186 Spring Street and a GVSHP-led press conference outside the building, courtesy of GVSHP
Speaking of LGBT history, in 2012 you advocated for the preservation of 186 Spring Street based on its social importance to the neighborhood—some of the most important LGBT activists of the 1970’s lived and worked there. How do you feel landmarking should toe the line between architectural and cultural significance?
Andrew: It’s challenging in terms of landmarking because it regulates what you are physically preserving. The Charlie Parker Residence and the Louis Armstrong House have successfully done it because of the people associated with them. I think typically the question is how much does the structure look like what it did during the significant events and how much does the look relate to those historically significant events. In the case of 186 Spring Street, which was a real nexus of activity in the post Stonewall gay rights movement in New York, the building was largely unchanged from its period of significance and not much had changed from when it was built in the 19th century, which spoke to how the building had evolved over time.
3 West 13th Street courtesy of Park Property Advisors
It’s a common misconception that preservationists hate all modern architecture, and of course we know that’s not true. What’s your favorite contemporary building in the city?
Andrew: I do think that’s a misconception; preservationists have a great deal of respect for modern architecture that’s done well. In the last 10/15 years we’ve seen some good examples of new modern buildings going up in Soho, Tribeca, and the Ladies Mile Historic Districts where the architects did a good job of reinterpreting and updating the contemporary take on a loft building. One example is 3 West 13th Street by Avi Oster Studio– it’s largely glass and metal, but it fits in with the historic buildings discreetly while contrasting them in a respectful way.

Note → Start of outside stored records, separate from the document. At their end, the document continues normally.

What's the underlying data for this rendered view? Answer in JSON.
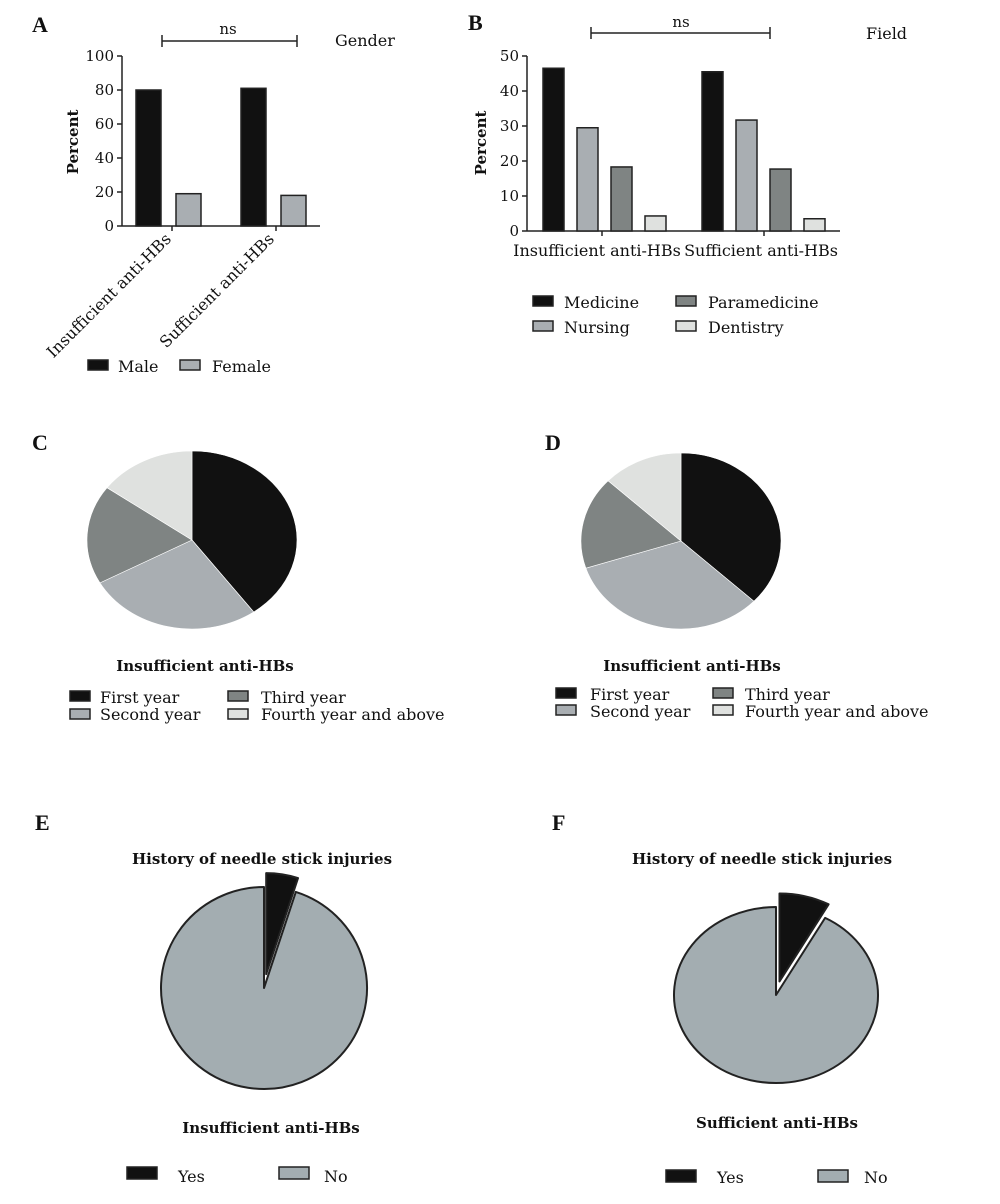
{
  "colors": {
    "black": "#111111",
    "gray": "#a9aeb2",
    "darkgray": "#7f8483",
    "lightgray": "#dfe1df",
    "pie_gray": "#a3adb1",
    "stroke": "#222222"
  },
  "chart_data": [
    {
      "panel": "A",
      "type": "bar",
      "categories": [
        "Insufficient anti-HBs",
        "Sufficient anti-HBs"
      ],
      "series": [
        {
          "name": "Male",
          "values": [
            80,
            81
          ],
          "color": "#111111"
        },
        {
          "name": "Female",
          "values": [
            19,
            18
          ],
          "color": "#a9aeb2"
        }
      ],
      "ylabel": "Percent",
      "ylim": [
        0,
        100
      ],
      "yticks": [
        0,
        20,
        40,
        60,
        80,
        100
      ],
      "legend_title": "Gender",
      "annotation": "ns",
      "legend_position": "bottom"
    },
    {
      "panel": "B",
      "type": "bar",
      "categories": [
        "Insufficient anti-HBs",
        "Sufficient anti-HBs"
      ],
      "series": [
        {
          "name": "Medicine",
          "values": [
            46.5,
            45.5
          ],
          "color": "#111111"
        },
        {
          "name": "Nursing",
          "values": [
            29.5,
            31.7
          ],
          "color": "#a9aeb2"
        },
        {
          "name": "Paramedicine",
          "values": [
            18.3,
            17.7
          ],
          "color": "#7f8483"
        },
        {
          "name": "Dentistry",
          "values": [
            4.3,
            3.5
          ],
          "color": "#dfe1df"
        }
      ],
      "ylabel": "Percent",
      "ylim": [
        0,
        50
      ],
      "yticks": [
        0,
        10,
        20,
        30,
        40,
        50
      ],
      "legend_title": "Field",
      "annotation": "ns",
      "legend_position": "bottom"
    },
    {
      "panel": "C",
      "type": "pie",
      "title": "Insufficient anti-HBs",
      "labels": [
        "First year",
        "Second year",
        "Third year",
        "Fourth year and above"
      ],
      "values": [
        40,
        27,
        18,
        15
      ],
      "colors": [
        "#111111",
        "#a9aeb2",
        "#7f8483",
        "#dfe1df"
      ]
    },
    {
      "panel": "D",
      "type": "pie",
      "title": "Insufficient anti-HBs",
      "labels": [
        "First year",
        "Second year",
        "Third year",
        "Fourth year and above"
      ],
      "values": [
        37,
        33,
        17,
        13
      ],
      "colors": [
        "#111111",
        "#a9aeb2",
        "#7f8483",
        "#dfe1df"
      ]
    },
    {
      "panel": "E",
      "type": "pie",
      "title": "History of needle stick injuries",
      "subtitle": "Insufficient anti-HBs",
      "labels": [
        "Yes",
        "No"
      ],
      "values": [
        5,
        95
      ],
      "colors": [
        "#111111",
        "#a3adb1"
      ],
      "exploded": "Yes"
    },
    {
      "panel": "F",
      "type": "pie",
      "title": "History of needle stick injuries",
      "subtitle": "Sufficient anti-HBs",
      "labels": [
        "Yes",
        "No"
      ],
      "values": [
        8,
        92
      ],
      "colors": [
        "#111111",
        "#a3adb1"
      ],
      "exploded": "Yes"
    }
  ]
}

GVSHP’s Rosie the Riveter icon and 128 East 13th Street, courtesy of GVSHP
GVSHP has had countless victories preserving the architectural and cultural history of the Village. And while I’m sure you don’t like to pick favorites, is there one success that is especially meaningful to you?
Andrew: Yes, there’s two. The South Village Historic District was designated at the end of last year, and it was particularly meaningful for a variety of reasons. There’s so much cultural history there. We managed to get several NYU buildings included within the district that the city initially excluded. This will prevent a 300-foot-tall dorm from being built on Washington Square South. And finally, it was very clear that the city was not going to approve the district, but we used the leverage we had with the Hudson Square rezoning and demanded that the City Council not approve the rezoning unless the South Village designation moved ahead because changes to Hudson Square would have impacted the neighborhing South Village.
The other one is the Van Tassell and Kearny Horse Auction Mart at 128 East 13th Street. It was days away from the wrecking ball, and we rushed to the LPC and urged them to act quickly. They did calendar it quickly, but it took six years to landmark. The building’s history is so unique and reflective of the development of the neighborhood. It started as place where horses were sold to wealthy families, and then when the East Village became gritty and industrial, it was used as an assembly line training school for women during WWII. That’s why we used the Rosie the Riveter image as an icon for the preservation campaign. And in the 1970’s it served as Frank Stella’s studio. How many building have those three incredibly different but rich layers of history?